SLV Research Center’s ongoing spud studies
As he nears his three-year anniversary as manager of the San Luis Valley Research Center, Tyler Thompson said the upgrades and changes at Colorado State University’s College of Ag Sciences facility north of Monte Vista are too numerous to list.
Just in the past year, Thompson said, the potato research center has seen the development of a continuous sterilizing seed cutter, improved and buried electrical utilities, the acquisition of a self-propelled Lenco potato digger “with the help of a local valley grower,” the creation of a virtual conferencing space, and remodeling and expansion of the main office area.
“My third-year anniversary will be June 5,” Thompson said in late April. “And my long-term goal for this station is to constantly update its facilities, make the resources that the personnel on the farm need to do their work readily available at all times, make the farm as safe a place as I can and eventually build a new research-grade storage facility.”
All those goals were put in sharp focus mid-April, when the facility, as well as most of the state of Colorado, endured sustained high winds and operated under red flag fire watch conditions.
During the week of April 16 more than a dozen wildfires were whipped by the winds from the New Mexico border and southern Colorado to the state’s northeast plains. One large fire was battled in the San Luis Valley, and the gusting winds also caused structural damage and affected spud planting in the valley.
At the center, Thompson said Monday and Tuesday, April 16 and 17, were the biggest wind days of that week.
“Average wind speed Monday recorded at our farm was 31.7 miles per hour, and on Tuesday was 44.1, 15 on Wednesday, 26.9 on Thursday, and up to 33.2 on Friday. Gusts on Tuesday ranged between 67 and 80 miles per hour, depending on the location in the valley and the time of day,” he said.
The toll was significant.
“Structurally, the entire roof came off of our cellar in a single sheet,” Thompson continued. “We haven’t yet looked into any damages that may have occurred to the Potato Certification Laboratory roof that it landed on but will soon.”
In addition, “One car is most likely totaled, one pickup truck had some dents and scratches, and our John Deere Gator had the entire [roof] weight bearing down on it. Interesting though that it survived without a scratch thanks to its roll cage,” he said. Injuries were also reported but were minor. “One person was injured from flying debris and had to receive a few stitches in his hand.”
Spud planting was not in full swing, but some growers had gotten a few acres in.
“Quite a bit of the San Luis Valley barley was in by the time that storm occurred,” Thompson said. And he added, “I cannot speak for the rest of the valley potato farmers, but I had to replant approximately 8 percent of our acres.”
Additional activity dished out by Mother Nature notwithstanding, the research center continues its intensive breeding program to find new varieties especially suited to the Colorado industry.

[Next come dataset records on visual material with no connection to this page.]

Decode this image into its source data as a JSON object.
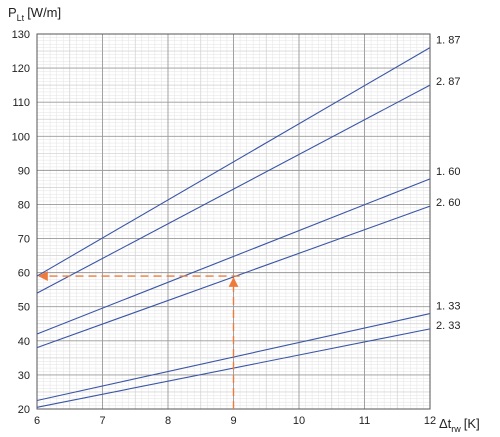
{
  "chart_data": {
    "type": "line",
    "ylabel_main": "P",
    "ylabel_sub": "Lt",
    "ylabel_unit": "[W/m]",
    "xlabel_main": "Δt",
    "xlabel_sub": "rw",
    "xlabel_unit": "[K]",
    "xlim": [
      6,
      12
    ],
    "ylim": [
      20,
      130
    ],
    "x_ticks": [
      "6",
      "7",
      "8",
      "9",
      "10",
      "11",
      "12"
    ],
    "y_ticks": [
      "20",
      "30",
      "40",
      "50",
      "60",
      "70",
      "80",
      "90",
      "100",
      "110",
      "120",
      "130"
    ],
    "grid": true,
    "colors": {
      "series": "#3a55a6",
      "annotation": "#ee7a3c",
      "grid": "#c8c8c8"
    },
    "series": [
      {
        "name": "1. 87",
        "x": [
          6,
          12
        ],
        "y": [
          59,
          126
        ]
      },
      {
        "name": "2. 87",
        "x": [
          6,
          12
        ],
        "y": [
          54,
          115
        ]
      },
      {
        "name": "1. 60",
        "x": [
          6,
          12
        ],
        "y": [
          42,
          87.5
        ]
      },
      {
        "name": "2. 60",
        "x": [
          6,
          12
        ],
        "y": [
          38,
          79.5
        ]
      },
      {
        "name": "1. 33",
        "x": [
          6,
          12
        ],
        "y": [
          22.5,
          48
        ]
      },
      {
        "name": "2. 33",
        "x": [
          6,
          12
        ],
        "y": [
          20.5,
          43.5
        ]
      }
    ],
    "annotation": {
      "x": 9,
      "y": 59
    }
  }
}
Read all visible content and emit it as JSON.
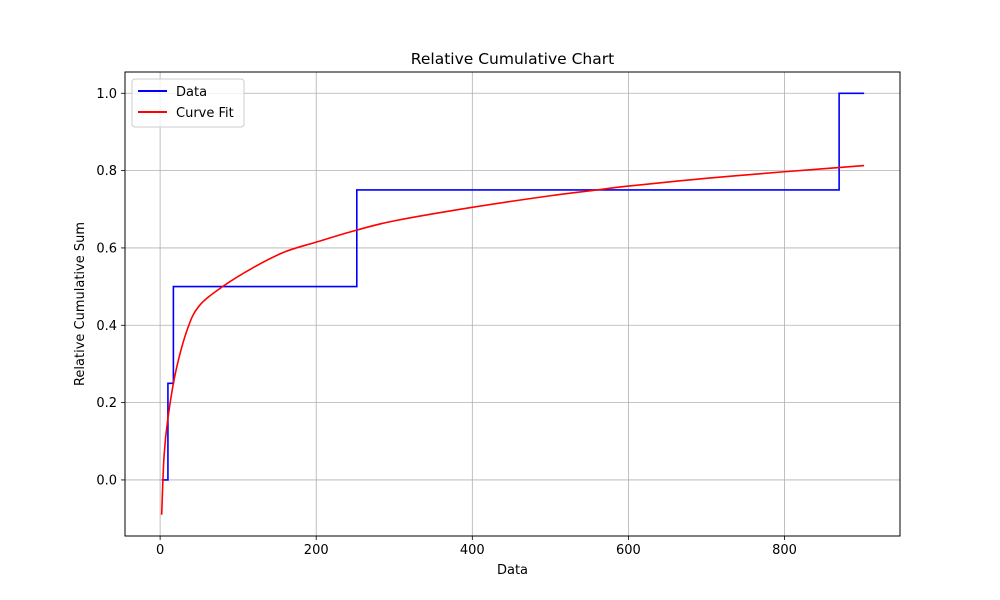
{
  "chart_data": {
    "type": "line",
    "title": "Relative Cumulative Chart",
    "xlabel": "Data",
    "ylabel": "Relative Cumulative Sum",
    "xlim": [
      -45,
      948
    ],
    "ylim": [
      -0.145,
      1.055
    ],
    "xticks": [
      0,
      200,
      400,
      600,
      800
    ],
    "xtick_labels": [
      "0",
      "200",
      "400",
      "600",
      "800"
    ],
    "yticks": [
      0.0,
      0.2,
      0.4,
      0.6,
      0.8,
      1.0
    ],
    "ytick_labels": [
      "0.0",
      "0.2",
      "0.4",
      "0.6",
      "0.8",
      "1.0"
    ],
    "grid": true,
    "legend_position": "top-left",
    "series": [
      {
        "name": "Data",
        "color": "#0000ff",
        "style": "step",
        "x": [
          2,
          10,
          10,
          17,
          17,
          19,
          19,
          252,
          252,
          870,
          870,
          902
        ],
        "y": [
          0.0,
          0.0,
          0.25,
          0.25,
          0.5,
          0.5,
          0.5,
          0.5,
          0.75,
          0.75,
          1.0,
          1.0
        ]
      },
      {
        "name": "Curve Fit",
        "color": "#ff0000",
        "style": "curve",
        "x": [
          2,
          5,
          10,
          20,
          35,
          50,
          80,
          120,
          160,
          200,
          250,
          300,
          400,
          500,
          560,
          600,
          700,
          800,
          902
        ],
        "y": [
          -0.09,
          0.06,
          0.16,
          0.28,
          0.39,
          0.45,
          0.5,
          0.55,
          0.59,
          0.615,
          0.645,
          0.67,
          0.705,
          0.735,
          0.75,
          0.76,
          0.78,
          0.797,
          0.813
        ]
      }
    ]
  }
}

“The breeding program is constantly coming out with potential russets, yellow, reds, specialties and chipping potatoes,” Thompson said. “From 2017 there was a chipper and a brown-skinned, light yellow flesh potato that seemed to interest many. That crew has recently acquired a red color meter, so that they can start putting some data behind how red our reds are and how long in storage they will stay that way.” A new assistant is being hired for project researcher Caroline Gray, Thompson said.

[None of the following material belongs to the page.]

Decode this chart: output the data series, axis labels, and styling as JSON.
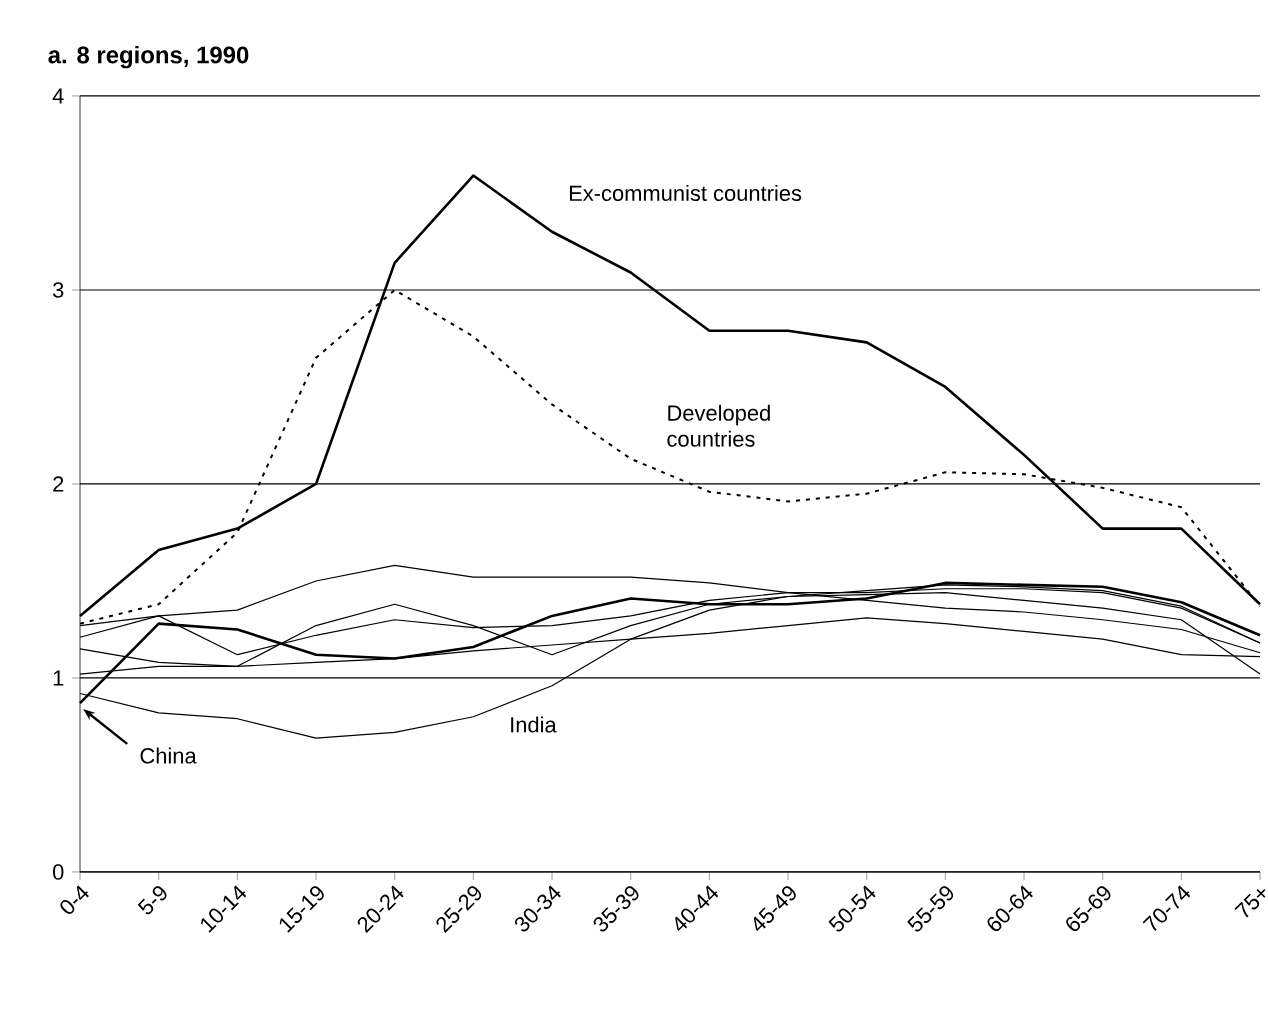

“Samuel Essah’s crew continues to work on the agronomic information regarding a lot of the new potato varieties that the breeding program puts out,” Thompson continued. “Also, he works on deficit irrigation projects to determine how much we can cut back on irrigation before we begin to sacrifice yield and quality.”
In another study, “Sastry Jayanty is doing some new research to discover the relationship between the texture analysis of tuber tissue and its ability to resist pressure flattening or pressure bruising. This will be important as shippers determine when they need to move what variety from which storage bin, so as to minimize culls and waste. He is also working on a new application of existing food products that will help potatoes store longer by resisting disease, dehydration and sprouting.”
And, Thompson said, the center is “in the process of hiring a new pathologist. We will finish interviews in the next three weeks and hope to have a candidate moving this direction by late July.”
While it keeps pace with technology and science, the center itself has a long history of research. The first San Luis Valley Research Center was established in 1888 on 200 acres several miles southeast of its current location. In 1940 the operation started its focus on choosing varieties that were adaptable to the San Luis Valley, and nearly 40 years later the program was expanded to include potato breeding research. A seed certification program was initiated nearly 100 years ago.